Tesla will sein seit langem in Aussicht gestelltes Robotaxi bereits am 8. August der Weltöffentlichkeit vorstellen. Der Firmenchef Elon Musk kündigte die Präsentation am Freitag auf seiner Online-Plattform X an. Weitere Angaben dazu gab es zunächst nicht. Das autonome Fahrzeug soll nach früheren Angaben auf einer neuen technischen Plattform basieren, die die Produktion effizienter und kostengünstiger machen soll.

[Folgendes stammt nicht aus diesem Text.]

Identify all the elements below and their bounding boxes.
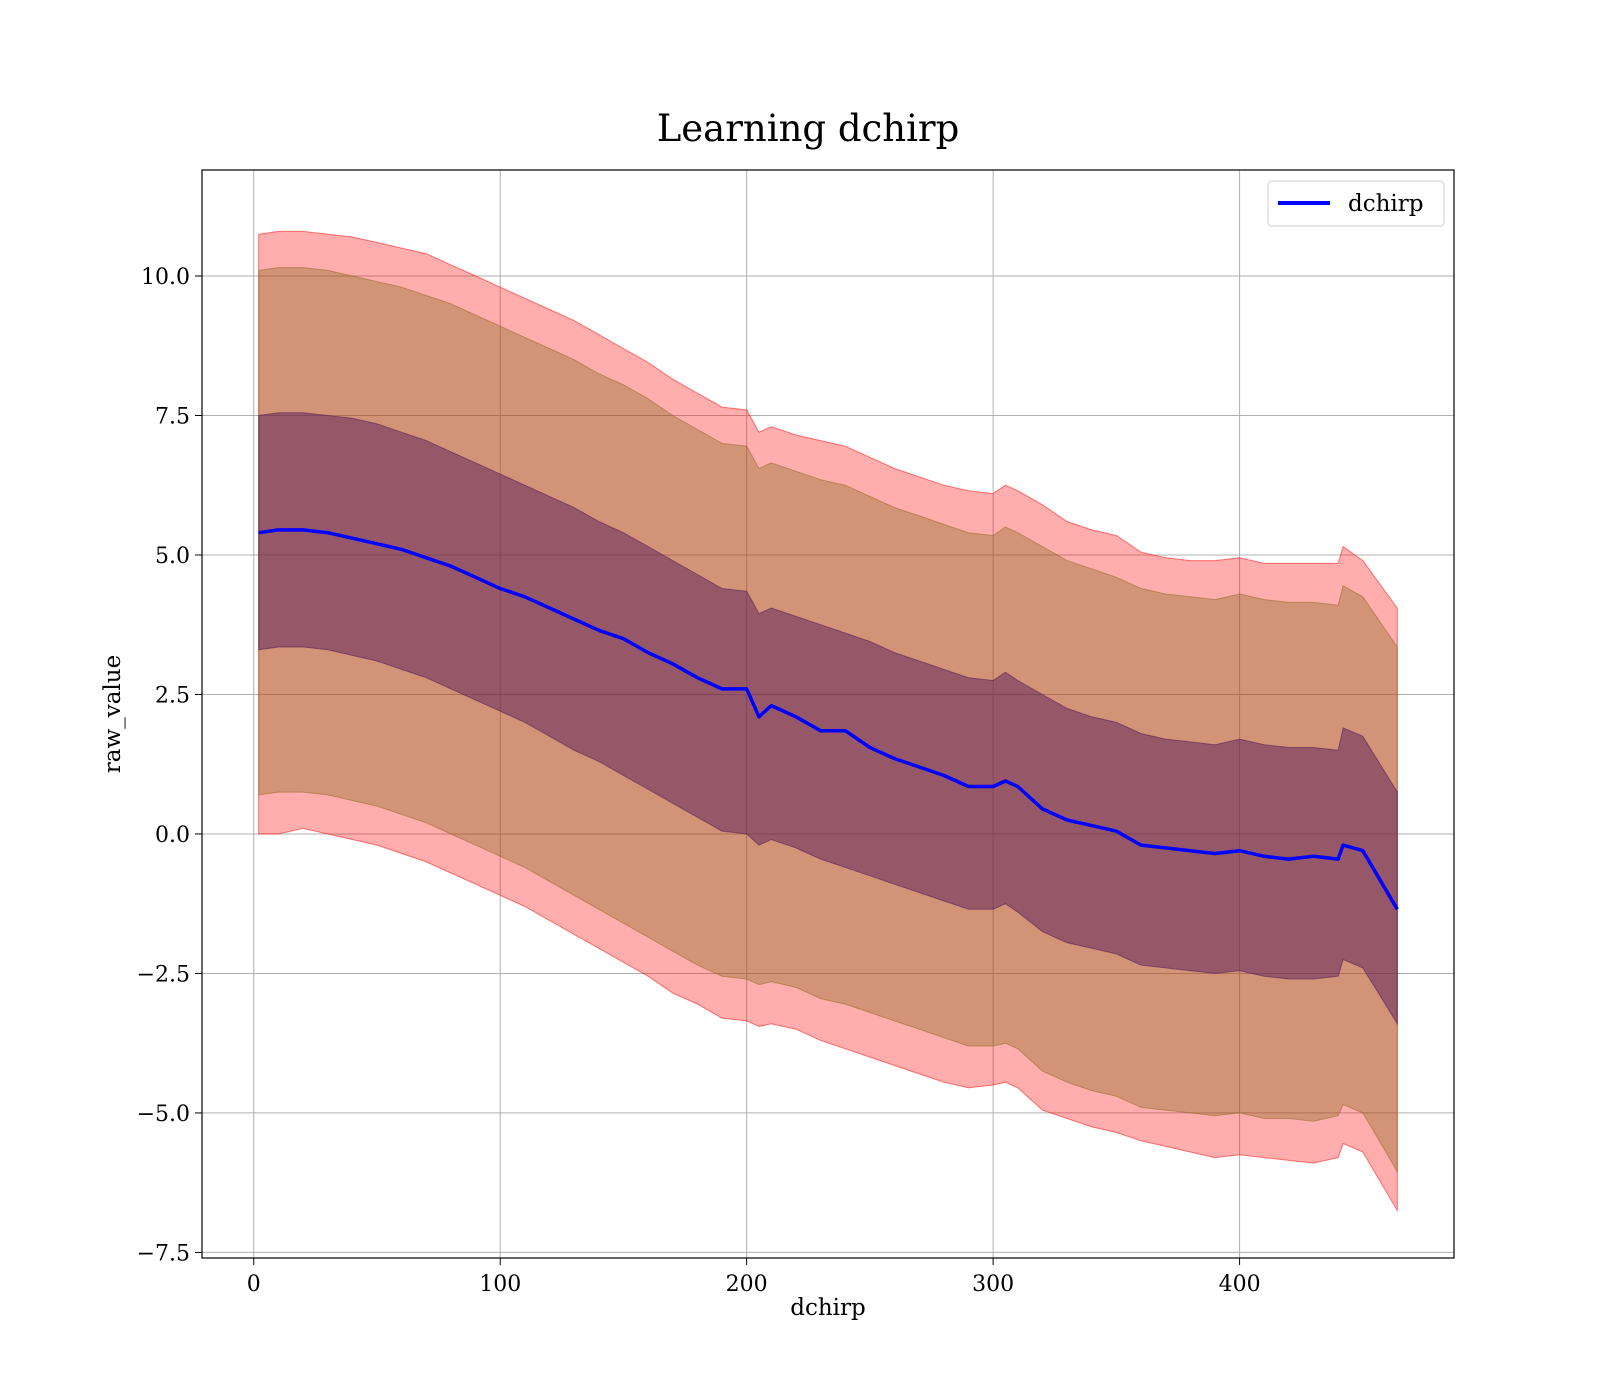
y-axis-label: raw_value xyxy=(100,655,126,773)
y-tick-label: 5.0 xyxy=(155,544,190,569)
legend-label-dchirp: dchirp xyxy=(1348,191,1424,217)
plot-frame xyxy=(201,169,1455,1259)
legend-box xyxy=(1267,180,1445,227)
y-tick-label: 7.5 xyxy=(155,404,190,429)
legend: dchirp xyxy=(1267,180,1445,227)
x-tick-label: 200 xyxy=(726,1272,768,1297)
y-axis-ticks: −7.5 −5.0 −2.5 0.0 2.5 5.0 7.5 10.0 xyxy=(137,265,202,1266)
x-axis-label: dchirp xyxy=(790,1295,866,1321)
chart-title: Learning dchirp xyxy=(657,107,960,150)
series-lines xyxy=(258,528,1399,911)
y-tick-label: −7.5 xyxy=(137,1241,190,1266)
y-tick-label: −5.0 xyxy=(137,1102,190,1127)
x-tick-label: 400 xyxy=(1219,1272,1261,1297)
x-tick-label: 300 xyxy=(972,1272,1014,1297)
x-axis-ticks: 0 100 200 300 400 xyxy=(247,1258,1261,1297)
x-tick-label: 0 xyxy=(247,1272,261,1297)
y-tick-label: −2.5 xyxy=(137,962,190,987)
y-tick-label: 0.0 xyxy=(155,823,190,848)
band-area xyxy=(258,412,1398,1026)
y-tick-label: 10.0 xyxy=(141,265,190,290)
y-tick-label: 2.5 xyxy=(155,683,190,708)
std-bands xyxy=(258,230,1398,1213)
x-tick-label: 100 xyxy=(479,1272,521,1297)
grid xyxy=(202,170,1454,1258)
band-area xyxy=(258,230,1398,1213)
series-line-dchirp xyxy=(258,528,1399,911)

Musk verspricht schon seit Jahren, dass Tesla-Fahrzeuge autonom fahren würden – und dies den Wert der Wagen und das Geschäftsmodell radikal verändern werde. Bis jetzt ist die Autopilot-Technik in Teslas Elektroautos jedoch lediglich ein Fahrassistenzsystem auf Autonomiestufe 2, das Kontrolle und Eingreifen durch einen Menschen am Steuer erfordert.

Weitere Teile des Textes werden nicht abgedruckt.